Menanggapi kehadiran Batalyon 120, Direktur Eksekutif Lembaga Konsuotasi dan Bantuan Hukum Mahasiswa Islam (LKBHMI) Syamsumarlin pun angkat bicara.
Menurutnya, kehadiran Batalyon 120 dapat menjadi boomerang terhadap pemeliharaan situasu keamanan dan ketertiban masyarakat (kamtibmas).
“Keberadaan dari Batalyon 120 ini menjadi momok menakutkan di Makassar.” ungkap Syamsumarlin, Kamis, (15/9).
Aktivis jebolan UMI ini mempertanyakan keberadaan berbagai jenis senjata tajam dan botol minuman keras di markas ormas binaan Kapolrestabes dan Wali Kota itu.
Menurutnya, peralatan tersebut selama ini sering digunakan oleh pelaku pencurian dengan kekerasan (begal), kejahatan jalanan, maupun perang antar kelompok di Kota Makassar.
Keberadaan mereka yang selama ini banyak merugikan masyarakat dan harus menjadi atensi khusus Polri.
“Barang-barang yang ditemukan itu ialah masuk tindak pidana atas penguasaan benda-benda itu telah diatur dalam Undang-Undang Darurat Nomor 12 Tahun 1951,” ucapnya.
Dirinya juga menyoroti sikap arogan Kapolrestabes Makassar Kombes Pol Budi Haryanto yang dinilai tidak profesional atas pencopotan Iptu Faizal sebagai Kanit Reskrim Polsek Tallo Makassar buntut peristiwa penggerebekan tersebut.
Mestinya Polri, kata dia, harus tetap berada di poros terdepan melayani pengaduan masyarakat, mencegah potensi kejahatan dan menegakkan hukum secara profesional.
“Kasus ini mesti diusut dan mendapat atensi Kapolri dan Kapolda Sulsel dalam rangka menjaga marwah dan trust publik terhadap institusi Polri,” tegasnya.
Sangatlah disayangkan apabila upaya berbagai pihak selama ini, khususnya Polri dalam memelihara kamtibmas, akan terciderai dengan keberadaan kelompok-kelompok yang berpotensi merusak kondusifitas Kota Makassar.
Apalagi kalau Walikota Makassar dan Kapolrestabes ada di belakangnya.
Atas fakta penggerebekan tersebut oleh Tim Thunder Samapta Polda Sulsel, Bakornas LKBHMI juga menyayangkan sikap Wali Kota Danny dan Kapolrestabes Makassar yang menginisiasi dan mendukung pembentukan Batalyon 120 tersebut.
Namun mengabaikan pola pengawasan dan pembinaan khusus, apalagi diketahui anggota ormas ini malah kebanyakan masih berusia anak.
“Sebaiknya, pembinaan terhadap mereka diambil alih oleh Pemerintah dengan membentuk tim terpadu agar tujuan dan arah pembinaannya jelas dan terukur,” katanya.
Sementara itu, Ketua PBHI Sulawesi Selatan Rahmat Sukarno menegaskan tidak undang – undang (UU) yang mengatur ormas menyimpan atau menyita senjata tajam.
Dalam Konstitusi yakni UUD 1945 Pasal 28E ayat (3) yang jelas menyatakan “Setiap orang berhak atas kebebasan berserikat, berkumpul dan mengeluarkan pendapat”.
“Terkait pembentukan organisasi, tidak ada UU yang melarang itu.

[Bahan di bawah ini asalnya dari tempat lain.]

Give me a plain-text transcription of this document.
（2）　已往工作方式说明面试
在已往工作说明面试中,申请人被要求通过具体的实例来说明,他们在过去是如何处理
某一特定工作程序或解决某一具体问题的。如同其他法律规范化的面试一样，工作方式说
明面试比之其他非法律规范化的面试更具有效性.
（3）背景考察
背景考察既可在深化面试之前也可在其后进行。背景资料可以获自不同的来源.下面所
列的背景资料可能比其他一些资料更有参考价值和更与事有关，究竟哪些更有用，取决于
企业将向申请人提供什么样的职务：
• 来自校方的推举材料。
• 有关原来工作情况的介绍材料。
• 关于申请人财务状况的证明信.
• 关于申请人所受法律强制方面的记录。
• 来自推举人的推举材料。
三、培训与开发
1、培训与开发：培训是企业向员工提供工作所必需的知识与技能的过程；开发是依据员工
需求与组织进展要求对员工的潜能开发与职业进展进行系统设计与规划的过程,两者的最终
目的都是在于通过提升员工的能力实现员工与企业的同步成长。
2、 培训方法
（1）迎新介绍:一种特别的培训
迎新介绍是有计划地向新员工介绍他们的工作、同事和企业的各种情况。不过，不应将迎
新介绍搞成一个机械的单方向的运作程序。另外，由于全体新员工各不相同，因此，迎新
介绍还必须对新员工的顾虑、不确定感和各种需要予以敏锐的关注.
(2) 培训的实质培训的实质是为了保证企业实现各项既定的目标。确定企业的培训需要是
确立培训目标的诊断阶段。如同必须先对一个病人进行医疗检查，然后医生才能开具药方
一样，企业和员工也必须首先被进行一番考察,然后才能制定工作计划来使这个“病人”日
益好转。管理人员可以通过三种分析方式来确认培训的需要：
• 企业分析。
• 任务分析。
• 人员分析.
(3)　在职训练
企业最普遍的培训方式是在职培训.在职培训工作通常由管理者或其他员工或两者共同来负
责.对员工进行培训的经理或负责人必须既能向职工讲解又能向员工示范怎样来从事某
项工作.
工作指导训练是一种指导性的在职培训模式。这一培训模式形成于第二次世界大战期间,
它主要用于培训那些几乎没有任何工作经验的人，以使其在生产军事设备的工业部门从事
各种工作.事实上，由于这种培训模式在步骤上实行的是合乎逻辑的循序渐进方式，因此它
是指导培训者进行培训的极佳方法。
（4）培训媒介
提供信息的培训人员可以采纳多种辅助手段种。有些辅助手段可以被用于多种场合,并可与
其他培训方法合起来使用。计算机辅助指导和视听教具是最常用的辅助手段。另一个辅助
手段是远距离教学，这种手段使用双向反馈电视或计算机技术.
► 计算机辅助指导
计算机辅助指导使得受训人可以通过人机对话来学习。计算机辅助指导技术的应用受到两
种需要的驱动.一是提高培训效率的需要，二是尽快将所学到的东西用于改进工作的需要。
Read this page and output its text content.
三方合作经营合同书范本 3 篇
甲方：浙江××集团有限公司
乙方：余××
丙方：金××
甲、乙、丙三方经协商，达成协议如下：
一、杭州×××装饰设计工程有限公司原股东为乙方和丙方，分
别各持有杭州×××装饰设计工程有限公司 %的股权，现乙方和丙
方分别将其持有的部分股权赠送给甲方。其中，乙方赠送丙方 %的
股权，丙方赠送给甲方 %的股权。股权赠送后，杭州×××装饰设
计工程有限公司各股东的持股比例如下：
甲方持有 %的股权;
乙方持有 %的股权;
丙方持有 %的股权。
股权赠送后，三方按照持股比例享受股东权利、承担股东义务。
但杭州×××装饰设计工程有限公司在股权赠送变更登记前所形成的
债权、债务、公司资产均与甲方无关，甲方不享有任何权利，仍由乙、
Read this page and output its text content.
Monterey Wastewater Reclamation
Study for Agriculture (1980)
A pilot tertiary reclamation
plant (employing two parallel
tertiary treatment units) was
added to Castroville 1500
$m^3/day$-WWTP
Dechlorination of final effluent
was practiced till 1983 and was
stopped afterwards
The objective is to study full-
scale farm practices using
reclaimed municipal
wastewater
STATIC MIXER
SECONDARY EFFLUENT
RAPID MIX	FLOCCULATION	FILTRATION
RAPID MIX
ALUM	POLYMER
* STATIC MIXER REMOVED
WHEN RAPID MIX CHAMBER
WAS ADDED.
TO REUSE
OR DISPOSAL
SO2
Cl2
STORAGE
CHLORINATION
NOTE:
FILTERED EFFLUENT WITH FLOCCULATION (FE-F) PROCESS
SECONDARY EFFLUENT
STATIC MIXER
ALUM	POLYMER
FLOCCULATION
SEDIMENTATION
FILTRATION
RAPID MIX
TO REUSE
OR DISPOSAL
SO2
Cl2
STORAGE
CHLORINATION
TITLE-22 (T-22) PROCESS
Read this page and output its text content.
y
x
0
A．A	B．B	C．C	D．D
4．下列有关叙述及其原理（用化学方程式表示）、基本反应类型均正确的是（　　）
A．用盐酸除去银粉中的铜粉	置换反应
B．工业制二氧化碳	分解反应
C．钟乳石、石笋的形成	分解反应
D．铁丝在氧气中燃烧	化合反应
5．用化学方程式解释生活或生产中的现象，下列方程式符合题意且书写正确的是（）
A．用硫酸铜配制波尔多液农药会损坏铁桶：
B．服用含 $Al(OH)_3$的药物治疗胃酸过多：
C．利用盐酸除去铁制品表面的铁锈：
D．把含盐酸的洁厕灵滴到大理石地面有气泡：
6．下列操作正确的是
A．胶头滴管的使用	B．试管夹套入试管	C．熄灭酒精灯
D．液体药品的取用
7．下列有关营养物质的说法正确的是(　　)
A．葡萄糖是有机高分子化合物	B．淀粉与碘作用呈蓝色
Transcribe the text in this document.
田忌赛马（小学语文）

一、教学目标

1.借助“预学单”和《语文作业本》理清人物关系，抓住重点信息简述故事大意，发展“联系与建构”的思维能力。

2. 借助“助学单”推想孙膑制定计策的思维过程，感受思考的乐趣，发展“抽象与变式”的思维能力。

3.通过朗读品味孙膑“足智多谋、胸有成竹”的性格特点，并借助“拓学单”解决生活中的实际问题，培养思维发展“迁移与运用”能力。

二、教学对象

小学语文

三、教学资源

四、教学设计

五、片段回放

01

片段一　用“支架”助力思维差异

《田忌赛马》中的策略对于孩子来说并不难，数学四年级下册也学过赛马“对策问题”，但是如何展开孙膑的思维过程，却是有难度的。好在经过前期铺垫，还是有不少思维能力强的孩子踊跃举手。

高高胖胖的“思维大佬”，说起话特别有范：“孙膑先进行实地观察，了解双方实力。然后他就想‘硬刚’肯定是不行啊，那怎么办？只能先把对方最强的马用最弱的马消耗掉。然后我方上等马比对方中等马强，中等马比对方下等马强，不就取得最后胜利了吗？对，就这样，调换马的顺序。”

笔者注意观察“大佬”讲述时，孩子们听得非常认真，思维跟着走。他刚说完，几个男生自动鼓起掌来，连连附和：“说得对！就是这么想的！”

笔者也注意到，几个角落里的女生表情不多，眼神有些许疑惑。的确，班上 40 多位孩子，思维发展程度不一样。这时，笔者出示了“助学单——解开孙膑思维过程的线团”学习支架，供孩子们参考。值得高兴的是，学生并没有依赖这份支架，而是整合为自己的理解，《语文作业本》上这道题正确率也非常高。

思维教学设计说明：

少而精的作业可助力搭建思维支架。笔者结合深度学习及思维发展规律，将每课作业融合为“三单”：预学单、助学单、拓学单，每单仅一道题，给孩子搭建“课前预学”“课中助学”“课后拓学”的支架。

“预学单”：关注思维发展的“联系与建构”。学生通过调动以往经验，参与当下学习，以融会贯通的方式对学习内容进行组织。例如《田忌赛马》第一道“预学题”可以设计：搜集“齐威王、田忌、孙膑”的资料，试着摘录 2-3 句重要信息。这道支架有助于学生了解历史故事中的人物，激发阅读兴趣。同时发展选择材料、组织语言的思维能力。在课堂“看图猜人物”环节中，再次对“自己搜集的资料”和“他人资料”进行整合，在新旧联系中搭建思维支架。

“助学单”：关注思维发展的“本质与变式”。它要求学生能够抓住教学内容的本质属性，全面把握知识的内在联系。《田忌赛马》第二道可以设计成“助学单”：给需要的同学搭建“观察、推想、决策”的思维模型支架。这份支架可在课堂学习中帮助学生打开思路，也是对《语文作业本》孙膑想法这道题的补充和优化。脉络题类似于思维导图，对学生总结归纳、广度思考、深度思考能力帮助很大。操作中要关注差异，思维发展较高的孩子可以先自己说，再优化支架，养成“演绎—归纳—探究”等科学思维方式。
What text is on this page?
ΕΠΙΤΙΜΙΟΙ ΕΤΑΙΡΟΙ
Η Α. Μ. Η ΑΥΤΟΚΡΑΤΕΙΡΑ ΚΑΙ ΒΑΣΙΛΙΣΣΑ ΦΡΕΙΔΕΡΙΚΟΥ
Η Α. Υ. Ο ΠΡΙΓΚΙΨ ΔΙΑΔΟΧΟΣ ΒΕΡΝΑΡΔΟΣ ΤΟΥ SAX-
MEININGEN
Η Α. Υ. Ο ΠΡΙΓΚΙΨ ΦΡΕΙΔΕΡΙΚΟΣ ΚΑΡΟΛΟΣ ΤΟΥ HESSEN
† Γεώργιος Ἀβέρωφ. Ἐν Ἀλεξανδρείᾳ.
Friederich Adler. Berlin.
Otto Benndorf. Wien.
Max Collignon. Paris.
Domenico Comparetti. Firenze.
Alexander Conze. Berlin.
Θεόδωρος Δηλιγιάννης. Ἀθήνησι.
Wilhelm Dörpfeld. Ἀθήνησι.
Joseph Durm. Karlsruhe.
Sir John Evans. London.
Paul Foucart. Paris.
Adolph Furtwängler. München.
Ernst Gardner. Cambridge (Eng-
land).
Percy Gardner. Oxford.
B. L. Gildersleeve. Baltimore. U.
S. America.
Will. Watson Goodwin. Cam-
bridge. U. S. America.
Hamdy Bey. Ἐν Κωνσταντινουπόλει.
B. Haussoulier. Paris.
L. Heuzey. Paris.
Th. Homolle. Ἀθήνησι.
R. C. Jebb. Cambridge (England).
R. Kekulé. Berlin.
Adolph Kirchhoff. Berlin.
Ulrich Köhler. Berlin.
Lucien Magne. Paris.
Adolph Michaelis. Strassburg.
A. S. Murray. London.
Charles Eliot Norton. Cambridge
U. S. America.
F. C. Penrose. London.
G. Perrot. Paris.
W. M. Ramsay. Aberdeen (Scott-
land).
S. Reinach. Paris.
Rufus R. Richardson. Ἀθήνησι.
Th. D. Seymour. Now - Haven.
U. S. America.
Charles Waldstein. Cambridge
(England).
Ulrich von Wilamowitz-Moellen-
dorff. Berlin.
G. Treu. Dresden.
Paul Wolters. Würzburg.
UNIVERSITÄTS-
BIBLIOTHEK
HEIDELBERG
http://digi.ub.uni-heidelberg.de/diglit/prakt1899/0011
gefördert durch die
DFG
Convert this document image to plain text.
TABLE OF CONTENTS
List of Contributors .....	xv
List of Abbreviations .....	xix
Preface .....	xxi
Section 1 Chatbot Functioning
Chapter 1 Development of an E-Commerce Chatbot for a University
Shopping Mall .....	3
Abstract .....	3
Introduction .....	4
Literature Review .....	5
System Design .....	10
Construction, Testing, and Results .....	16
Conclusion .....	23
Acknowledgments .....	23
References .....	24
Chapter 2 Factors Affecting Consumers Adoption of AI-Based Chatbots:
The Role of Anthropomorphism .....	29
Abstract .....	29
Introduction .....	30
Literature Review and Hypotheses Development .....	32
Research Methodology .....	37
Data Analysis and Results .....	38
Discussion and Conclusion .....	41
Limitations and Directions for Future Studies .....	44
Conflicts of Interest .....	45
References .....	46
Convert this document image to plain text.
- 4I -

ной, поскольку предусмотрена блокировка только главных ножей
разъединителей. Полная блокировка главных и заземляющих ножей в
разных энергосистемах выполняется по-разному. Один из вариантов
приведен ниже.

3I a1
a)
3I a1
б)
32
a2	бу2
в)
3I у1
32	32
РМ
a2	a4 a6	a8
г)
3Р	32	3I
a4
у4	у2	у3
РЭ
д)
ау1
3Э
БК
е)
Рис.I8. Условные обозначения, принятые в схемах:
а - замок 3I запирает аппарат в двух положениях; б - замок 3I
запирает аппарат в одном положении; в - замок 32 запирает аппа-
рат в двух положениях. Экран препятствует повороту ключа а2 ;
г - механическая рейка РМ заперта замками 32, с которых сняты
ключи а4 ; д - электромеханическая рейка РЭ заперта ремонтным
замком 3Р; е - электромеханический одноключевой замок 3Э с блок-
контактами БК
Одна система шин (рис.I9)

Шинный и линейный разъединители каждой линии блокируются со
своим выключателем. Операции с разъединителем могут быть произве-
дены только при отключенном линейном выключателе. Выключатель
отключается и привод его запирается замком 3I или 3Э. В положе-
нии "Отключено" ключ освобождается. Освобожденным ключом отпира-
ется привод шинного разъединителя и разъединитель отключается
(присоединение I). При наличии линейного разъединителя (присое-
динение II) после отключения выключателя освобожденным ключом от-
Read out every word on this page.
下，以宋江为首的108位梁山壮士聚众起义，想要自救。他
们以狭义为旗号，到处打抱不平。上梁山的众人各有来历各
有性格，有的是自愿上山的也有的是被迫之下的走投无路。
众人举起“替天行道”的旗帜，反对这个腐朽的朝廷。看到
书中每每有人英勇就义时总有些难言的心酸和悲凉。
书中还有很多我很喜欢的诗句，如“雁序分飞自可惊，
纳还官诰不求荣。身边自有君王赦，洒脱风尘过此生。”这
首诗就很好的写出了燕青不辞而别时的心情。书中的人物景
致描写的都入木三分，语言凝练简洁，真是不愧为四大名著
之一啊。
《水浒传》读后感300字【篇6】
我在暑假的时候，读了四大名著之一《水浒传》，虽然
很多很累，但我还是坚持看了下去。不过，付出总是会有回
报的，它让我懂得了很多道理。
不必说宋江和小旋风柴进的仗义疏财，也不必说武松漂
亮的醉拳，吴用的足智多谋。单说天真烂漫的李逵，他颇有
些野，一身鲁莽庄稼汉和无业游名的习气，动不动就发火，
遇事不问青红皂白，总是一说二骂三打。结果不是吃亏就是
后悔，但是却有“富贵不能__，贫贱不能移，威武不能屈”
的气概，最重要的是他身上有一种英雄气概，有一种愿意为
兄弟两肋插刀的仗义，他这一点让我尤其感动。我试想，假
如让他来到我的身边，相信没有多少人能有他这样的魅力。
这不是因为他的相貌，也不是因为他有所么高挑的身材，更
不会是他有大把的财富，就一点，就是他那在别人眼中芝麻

Negara sudah mengatur.” ungkap Rahmat Sukarno saat ditemui di warkop bilangan Boulevard, Rabu, (14/9).
Rahmat mengatakan, beberapa hari ini ramai di media soal Batalyon 120. Menurutnya kehadiran organisasi itu harus diapresiasi.
“Soal Batalyon 120 bentukan Wali Kota dan Kapolrestabes tentu harus diapresiasi karena kehadirannya bisa membantu menekan angka kriminal, kita dukung itu.” jelas dia.
Tapi disisi lain, lanjut dia, kewenangan ormas dalam hal menyita atau mengumpul barang seperti anak panah busur, senjata tajam, senjata rakitan itu tidak ada UU yang mengatur.
“Soal sita menyita atau mengumpul barang seperti itu tidak benar dan tidak diperbolehkan, lagi-lagi saya bilang tidak ada UU-nya, ini saya katakan karena kita negara hukum, jadi itu kewenangan polisi bukan ormas.” tegasnya.
Menyoal langkah Iptu Faizal eks Kanit Res Polsek Tallo, Rahmat membenarkan hal tersebut dengan alasan menjalankan tugas.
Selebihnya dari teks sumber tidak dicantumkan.